Owing to the father’s “excessive gatekeeping or alienating behaviour” and the mother’s insistence on contact with her children, the children became fearful of their mother. Nevertheless, the court refused to order sole custody, noting that these were “two parents who loved (and continue to love) their children, but gravely lacked insight on how best to parent them after their own marital relationship broke down”.
In another case involving a couple who had married in the United States (US), the court likewise decided in favour of joint custody of their young son, who had just turned four (referred to as “N” in the decision). The mother wanted to relocate to the US.
Rejecting the mother’s claim to sole custody Justice Debbie Ong noted that there will be many ‘forks’ in life ahead, thus “better it is that N enjoys the full support and guidance of both his parents throughout the course of his childhood”.
She exhorted both parents to “consult each other on matters of importance, including those relating to the permanent immigration status and the education of N. Each parent should consider with an open mind the inputs of the other, to reach the best decisions for N.”
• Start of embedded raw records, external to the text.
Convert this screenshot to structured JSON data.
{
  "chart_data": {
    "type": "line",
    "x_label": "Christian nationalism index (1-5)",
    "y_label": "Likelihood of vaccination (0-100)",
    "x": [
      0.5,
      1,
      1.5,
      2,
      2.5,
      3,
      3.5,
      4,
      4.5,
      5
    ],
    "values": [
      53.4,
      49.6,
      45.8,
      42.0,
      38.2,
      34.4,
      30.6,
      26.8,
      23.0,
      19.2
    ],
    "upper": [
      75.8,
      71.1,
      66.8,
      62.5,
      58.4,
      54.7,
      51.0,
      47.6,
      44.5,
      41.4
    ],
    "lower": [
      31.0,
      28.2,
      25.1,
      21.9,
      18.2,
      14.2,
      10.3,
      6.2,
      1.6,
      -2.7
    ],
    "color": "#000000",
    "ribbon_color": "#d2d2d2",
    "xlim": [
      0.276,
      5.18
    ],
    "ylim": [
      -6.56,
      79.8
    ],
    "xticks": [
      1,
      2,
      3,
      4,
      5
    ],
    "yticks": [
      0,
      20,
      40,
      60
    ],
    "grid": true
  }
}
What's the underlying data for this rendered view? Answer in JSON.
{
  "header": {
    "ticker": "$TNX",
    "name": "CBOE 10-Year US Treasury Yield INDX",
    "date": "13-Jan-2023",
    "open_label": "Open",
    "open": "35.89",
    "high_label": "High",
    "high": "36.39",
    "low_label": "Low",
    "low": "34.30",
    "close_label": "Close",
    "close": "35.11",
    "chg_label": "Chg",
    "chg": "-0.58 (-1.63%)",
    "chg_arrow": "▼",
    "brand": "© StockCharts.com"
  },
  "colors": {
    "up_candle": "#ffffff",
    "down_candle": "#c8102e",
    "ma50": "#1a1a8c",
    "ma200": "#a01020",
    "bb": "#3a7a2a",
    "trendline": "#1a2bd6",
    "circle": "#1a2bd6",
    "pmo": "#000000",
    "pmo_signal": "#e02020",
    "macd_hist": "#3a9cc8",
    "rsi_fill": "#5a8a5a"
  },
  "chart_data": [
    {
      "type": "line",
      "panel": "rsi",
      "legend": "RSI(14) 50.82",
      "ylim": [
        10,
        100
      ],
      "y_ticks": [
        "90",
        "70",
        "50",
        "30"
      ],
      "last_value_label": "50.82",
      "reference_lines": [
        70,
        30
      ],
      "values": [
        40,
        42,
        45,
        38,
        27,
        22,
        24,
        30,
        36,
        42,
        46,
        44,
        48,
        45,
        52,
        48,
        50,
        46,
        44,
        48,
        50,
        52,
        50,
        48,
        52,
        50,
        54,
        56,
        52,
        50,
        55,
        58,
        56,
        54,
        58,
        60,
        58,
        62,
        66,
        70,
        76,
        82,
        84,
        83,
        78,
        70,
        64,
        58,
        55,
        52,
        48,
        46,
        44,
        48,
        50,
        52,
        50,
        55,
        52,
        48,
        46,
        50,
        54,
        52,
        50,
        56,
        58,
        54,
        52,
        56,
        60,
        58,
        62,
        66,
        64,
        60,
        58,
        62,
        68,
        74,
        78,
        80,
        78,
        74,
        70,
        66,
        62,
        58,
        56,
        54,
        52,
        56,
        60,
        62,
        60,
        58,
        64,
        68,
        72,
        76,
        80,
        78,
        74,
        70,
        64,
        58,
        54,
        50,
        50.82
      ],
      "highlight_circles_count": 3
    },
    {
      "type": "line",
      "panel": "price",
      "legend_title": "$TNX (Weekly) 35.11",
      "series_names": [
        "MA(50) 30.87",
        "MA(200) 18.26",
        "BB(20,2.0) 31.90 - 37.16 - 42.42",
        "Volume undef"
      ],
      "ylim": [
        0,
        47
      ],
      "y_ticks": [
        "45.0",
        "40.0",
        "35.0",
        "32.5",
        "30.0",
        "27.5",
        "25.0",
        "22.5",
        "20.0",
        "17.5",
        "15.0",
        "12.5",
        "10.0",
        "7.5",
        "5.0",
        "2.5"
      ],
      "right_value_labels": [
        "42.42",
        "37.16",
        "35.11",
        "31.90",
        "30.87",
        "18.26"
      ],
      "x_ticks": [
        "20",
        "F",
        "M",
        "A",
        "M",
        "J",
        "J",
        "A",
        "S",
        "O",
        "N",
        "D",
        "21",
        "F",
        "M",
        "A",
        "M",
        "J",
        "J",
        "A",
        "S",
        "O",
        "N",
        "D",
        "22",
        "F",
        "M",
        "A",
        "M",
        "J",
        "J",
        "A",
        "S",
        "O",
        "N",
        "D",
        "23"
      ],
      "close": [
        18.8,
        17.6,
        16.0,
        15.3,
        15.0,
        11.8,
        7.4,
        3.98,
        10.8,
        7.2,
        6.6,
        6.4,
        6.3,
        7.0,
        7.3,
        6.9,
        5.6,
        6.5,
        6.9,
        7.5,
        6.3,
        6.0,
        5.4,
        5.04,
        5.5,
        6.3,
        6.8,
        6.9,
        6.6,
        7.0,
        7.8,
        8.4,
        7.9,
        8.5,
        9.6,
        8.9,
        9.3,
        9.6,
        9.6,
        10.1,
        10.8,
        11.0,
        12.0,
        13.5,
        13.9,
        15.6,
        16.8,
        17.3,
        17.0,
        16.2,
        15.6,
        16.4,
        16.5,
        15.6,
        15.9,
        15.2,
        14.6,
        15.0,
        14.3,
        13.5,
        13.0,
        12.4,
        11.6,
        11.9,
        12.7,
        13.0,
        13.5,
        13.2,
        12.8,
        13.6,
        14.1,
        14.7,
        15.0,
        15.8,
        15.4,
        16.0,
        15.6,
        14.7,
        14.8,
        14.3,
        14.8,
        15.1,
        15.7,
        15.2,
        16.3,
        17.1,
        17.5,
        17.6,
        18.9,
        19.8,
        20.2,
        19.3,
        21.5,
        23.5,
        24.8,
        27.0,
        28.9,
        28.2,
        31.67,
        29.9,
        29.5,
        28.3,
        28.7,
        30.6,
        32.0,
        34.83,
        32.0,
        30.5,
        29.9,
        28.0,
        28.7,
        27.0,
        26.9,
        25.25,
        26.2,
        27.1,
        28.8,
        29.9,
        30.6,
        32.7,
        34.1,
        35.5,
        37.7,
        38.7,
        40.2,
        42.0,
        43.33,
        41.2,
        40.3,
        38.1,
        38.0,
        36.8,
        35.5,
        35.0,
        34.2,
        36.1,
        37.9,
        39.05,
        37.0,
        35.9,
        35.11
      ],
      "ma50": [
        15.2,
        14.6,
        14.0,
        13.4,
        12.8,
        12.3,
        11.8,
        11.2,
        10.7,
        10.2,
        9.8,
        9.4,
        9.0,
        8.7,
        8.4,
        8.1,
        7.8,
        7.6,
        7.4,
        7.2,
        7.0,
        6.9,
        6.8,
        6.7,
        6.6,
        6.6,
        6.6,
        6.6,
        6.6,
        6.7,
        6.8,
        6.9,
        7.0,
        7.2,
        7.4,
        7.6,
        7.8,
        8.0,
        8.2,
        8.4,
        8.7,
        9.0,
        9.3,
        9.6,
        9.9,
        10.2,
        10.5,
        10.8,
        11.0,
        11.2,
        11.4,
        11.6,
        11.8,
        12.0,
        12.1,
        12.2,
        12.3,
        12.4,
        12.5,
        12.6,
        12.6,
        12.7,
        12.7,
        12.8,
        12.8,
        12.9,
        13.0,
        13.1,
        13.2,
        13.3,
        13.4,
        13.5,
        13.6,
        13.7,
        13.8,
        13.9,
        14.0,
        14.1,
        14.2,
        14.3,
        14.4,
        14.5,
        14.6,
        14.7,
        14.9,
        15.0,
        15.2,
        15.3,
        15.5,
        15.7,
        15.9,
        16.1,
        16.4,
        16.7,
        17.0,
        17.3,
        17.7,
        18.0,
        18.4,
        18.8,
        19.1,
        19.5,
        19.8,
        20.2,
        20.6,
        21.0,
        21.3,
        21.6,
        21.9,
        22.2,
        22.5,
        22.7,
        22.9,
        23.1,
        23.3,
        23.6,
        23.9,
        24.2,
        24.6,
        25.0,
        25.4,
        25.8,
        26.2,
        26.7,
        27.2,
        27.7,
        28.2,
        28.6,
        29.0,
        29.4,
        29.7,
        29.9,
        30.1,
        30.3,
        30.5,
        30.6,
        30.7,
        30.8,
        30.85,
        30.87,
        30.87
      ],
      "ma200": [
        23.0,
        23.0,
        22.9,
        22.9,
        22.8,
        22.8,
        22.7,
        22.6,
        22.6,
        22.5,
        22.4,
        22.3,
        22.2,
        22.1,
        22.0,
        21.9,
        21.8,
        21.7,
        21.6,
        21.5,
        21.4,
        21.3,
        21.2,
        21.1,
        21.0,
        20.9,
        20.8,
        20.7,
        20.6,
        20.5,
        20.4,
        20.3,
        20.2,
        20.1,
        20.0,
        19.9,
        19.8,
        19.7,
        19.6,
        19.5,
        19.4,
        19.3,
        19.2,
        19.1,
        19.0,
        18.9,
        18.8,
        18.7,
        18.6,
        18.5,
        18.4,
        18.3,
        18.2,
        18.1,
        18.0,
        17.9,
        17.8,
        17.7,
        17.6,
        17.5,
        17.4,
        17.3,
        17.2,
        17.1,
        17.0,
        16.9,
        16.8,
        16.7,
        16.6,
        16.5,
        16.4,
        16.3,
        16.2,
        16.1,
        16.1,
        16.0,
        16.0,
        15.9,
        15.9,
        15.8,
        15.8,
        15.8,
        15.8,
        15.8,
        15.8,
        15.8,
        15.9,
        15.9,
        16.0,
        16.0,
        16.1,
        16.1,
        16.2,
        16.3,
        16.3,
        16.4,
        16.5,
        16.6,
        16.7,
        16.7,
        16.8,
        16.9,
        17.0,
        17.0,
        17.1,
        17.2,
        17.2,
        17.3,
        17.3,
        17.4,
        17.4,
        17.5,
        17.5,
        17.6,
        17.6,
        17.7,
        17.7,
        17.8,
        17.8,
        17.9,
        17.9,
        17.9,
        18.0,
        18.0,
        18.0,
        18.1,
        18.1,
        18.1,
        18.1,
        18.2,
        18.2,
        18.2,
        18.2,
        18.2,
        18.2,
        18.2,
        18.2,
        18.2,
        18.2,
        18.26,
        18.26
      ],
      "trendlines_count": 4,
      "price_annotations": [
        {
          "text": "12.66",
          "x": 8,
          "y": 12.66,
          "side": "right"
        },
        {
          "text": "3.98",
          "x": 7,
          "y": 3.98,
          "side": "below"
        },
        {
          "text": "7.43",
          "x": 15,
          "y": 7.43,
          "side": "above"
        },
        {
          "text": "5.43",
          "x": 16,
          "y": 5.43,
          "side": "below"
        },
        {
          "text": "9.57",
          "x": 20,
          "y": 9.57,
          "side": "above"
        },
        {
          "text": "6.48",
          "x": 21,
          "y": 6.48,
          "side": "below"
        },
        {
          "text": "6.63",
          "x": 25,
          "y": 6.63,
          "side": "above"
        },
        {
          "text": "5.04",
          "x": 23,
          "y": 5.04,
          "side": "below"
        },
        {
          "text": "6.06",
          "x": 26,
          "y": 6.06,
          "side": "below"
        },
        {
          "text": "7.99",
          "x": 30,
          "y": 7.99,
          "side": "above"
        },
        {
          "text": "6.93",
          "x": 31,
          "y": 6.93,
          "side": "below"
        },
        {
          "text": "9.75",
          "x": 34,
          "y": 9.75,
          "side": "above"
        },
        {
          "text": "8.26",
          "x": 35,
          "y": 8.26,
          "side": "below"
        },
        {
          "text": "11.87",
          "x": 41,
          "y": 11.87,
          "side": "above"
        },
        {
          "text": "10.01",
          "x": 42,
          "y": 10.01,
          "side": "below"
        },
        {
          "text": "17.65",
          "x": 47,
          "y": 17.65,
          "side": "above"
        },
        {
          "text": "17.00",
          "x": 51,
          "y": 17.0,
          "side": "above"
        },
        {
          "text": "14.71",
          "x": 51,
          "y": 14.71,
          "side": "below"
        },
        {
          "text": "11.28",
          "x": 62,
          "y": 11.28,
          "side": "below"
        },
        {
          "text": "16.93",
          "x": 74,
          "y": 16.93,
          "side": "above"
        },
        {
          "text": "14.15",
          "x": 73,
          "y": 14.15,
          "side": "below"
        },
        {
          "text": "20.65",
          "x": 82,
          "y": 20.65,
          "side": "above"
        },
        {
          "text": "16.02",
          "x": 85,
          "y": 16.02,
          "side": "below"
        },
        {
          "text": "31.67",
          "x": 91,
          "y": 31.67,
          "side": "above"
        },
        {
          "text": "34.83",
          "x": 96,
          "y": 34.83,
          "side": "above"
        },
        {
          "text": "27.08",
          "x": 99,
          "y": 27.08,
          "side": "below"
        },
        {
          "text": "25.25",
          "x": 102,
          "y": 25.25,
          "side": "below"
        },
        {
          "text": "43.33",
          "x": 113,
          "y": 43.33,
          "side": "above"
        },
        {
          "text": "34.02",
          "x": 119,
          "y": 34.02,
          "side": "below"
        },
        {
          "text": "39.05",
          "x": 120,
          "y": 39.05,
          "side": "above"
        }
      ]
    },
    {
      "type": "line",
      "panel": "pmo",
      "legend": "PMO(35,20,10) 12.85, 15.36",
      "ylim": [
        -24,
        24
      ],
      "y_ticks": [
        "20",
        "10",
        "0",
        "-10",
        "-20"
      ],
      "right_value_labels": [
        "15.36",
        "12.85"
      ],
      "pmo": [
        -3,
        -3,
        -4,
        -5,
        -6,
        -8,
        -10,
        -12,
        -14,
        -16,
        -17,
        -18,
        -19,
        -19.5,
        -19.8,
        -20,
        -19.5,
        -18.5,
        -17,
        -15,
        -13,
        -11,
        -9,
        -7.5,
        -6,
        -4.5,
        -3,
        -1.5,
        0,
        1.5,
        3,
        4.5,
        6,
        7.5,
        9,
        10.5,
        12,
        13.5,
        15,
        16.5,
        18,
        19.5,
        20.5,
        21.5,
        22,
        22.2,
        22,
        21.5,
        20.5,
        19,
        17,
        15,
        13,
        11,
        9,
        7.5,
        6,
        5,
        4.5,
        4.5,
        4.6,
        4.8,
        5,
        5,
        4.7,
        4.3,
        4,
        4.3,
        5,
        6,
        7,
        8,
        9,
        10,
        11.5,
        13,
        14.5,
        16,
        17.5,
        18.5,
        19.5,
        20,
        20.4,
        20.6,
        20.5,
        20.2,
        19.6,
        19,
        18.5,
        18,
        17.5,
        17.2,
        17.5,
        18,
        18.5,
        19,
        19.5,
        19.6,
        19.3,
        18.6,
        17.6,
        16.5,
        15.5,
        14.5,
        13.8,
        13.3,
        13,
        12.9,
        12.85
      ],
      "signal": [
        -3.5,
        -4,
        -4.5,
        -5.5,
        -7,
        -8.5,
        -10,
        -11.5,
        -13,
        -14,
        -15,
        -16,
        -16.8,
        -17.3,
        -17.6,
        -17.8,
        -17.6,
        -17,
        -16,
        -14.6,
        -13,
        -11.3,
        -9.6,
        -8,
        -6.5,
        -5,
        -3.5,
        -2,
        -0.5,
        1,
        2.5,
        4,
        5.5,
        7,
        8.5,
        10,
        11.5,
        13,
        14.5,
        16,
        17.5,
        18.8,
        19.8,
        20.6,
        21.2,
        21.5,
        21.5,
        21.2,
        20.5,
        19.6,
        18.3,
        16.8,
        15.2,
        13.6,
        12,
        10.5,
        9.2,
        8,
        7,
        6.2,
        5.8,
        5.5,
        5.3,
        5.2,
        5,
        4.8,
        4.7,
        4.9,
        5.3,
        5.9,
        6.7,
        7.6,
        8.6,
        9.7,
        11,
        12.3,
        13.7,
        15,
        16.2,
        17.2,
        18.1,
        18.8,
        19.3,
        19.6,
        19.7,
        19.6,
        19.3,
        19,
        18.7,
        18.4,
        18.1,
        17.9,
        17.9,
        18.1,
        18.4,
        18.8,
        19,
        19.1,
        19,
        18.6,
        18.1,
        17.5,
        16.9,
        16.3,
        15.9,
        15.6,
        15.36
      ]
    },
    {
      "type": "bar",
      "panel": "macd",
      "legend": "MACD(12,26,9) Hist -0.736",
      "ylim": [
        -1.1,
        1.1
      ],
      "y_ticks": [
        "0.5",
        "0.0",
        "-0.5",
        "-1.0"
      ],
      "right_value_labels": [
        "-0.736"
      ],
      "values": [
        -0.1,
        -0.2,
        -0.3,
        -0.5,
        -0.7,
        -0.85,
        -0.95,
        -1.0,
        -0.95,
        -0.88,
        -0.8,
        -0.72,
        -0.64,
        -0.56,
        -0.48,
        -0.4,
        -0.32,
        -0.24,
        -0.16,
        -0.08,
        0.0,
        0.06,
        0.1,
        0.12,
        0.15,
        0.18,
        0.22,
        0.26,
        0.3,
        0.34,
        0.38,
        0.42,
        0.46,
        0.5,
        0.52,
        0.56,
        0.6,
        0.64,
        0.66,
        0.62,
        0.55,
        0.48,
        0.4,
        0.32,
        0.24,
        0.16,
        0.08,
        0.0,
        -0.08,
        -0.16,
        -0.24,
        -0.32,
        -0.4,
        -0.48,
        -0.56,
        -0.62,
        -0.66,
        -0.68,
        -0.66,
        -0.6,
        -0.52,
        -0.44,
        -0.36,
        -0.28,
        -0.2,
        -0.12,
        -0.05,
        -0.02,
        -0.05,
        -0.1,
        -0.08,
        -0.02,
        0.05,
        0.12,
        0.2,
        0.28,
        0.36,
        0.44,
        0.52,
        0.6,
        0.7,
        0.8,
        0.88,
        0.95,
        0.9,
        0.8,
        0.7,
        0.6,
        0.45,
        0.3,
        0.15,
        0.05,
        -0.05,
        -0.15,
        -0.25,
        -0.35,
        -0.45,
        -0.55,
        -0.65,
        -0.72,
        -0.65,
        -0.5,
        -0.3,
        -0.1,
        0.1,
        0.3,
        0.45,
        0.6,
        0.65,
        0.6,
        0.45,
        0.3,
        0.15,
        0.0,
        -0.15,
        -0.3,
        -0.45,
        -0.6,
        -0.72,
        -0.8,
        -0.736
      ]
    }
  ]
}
“Bigger, Kinder, Wiser” Children’s Sake
The “golden thread” that runs through “all proceedings directly affecting the interests of children”, our courts have emphasised, is that “the welfare of the child is paramount and this principle ought to override any other consideration”. Yet, when the parents’ marital relationship breaks down, the child “is inevitably the unseen and unheard victim”.
Our courts have thus made considerable effort to preserve the involvement of both parents in the lives of their children notwithstanding the acrimony, animosity and outright hostility of some divorcing couples. Oftentimes, it has mandated counselling, encouraged them to set aside their differences, and called upon parents to exercise “personal responsibility” to “be the best they can be for the sake of their children – bigger, kinder, wiser”.
These are laudable efforts within the courtroom, but the ball ultimately rests in the court – metaphorically speaking – of individuals themselves, and of our wider society as a whole. Are we all prepared to be “bigger, kinder and wiser” for the sake of children?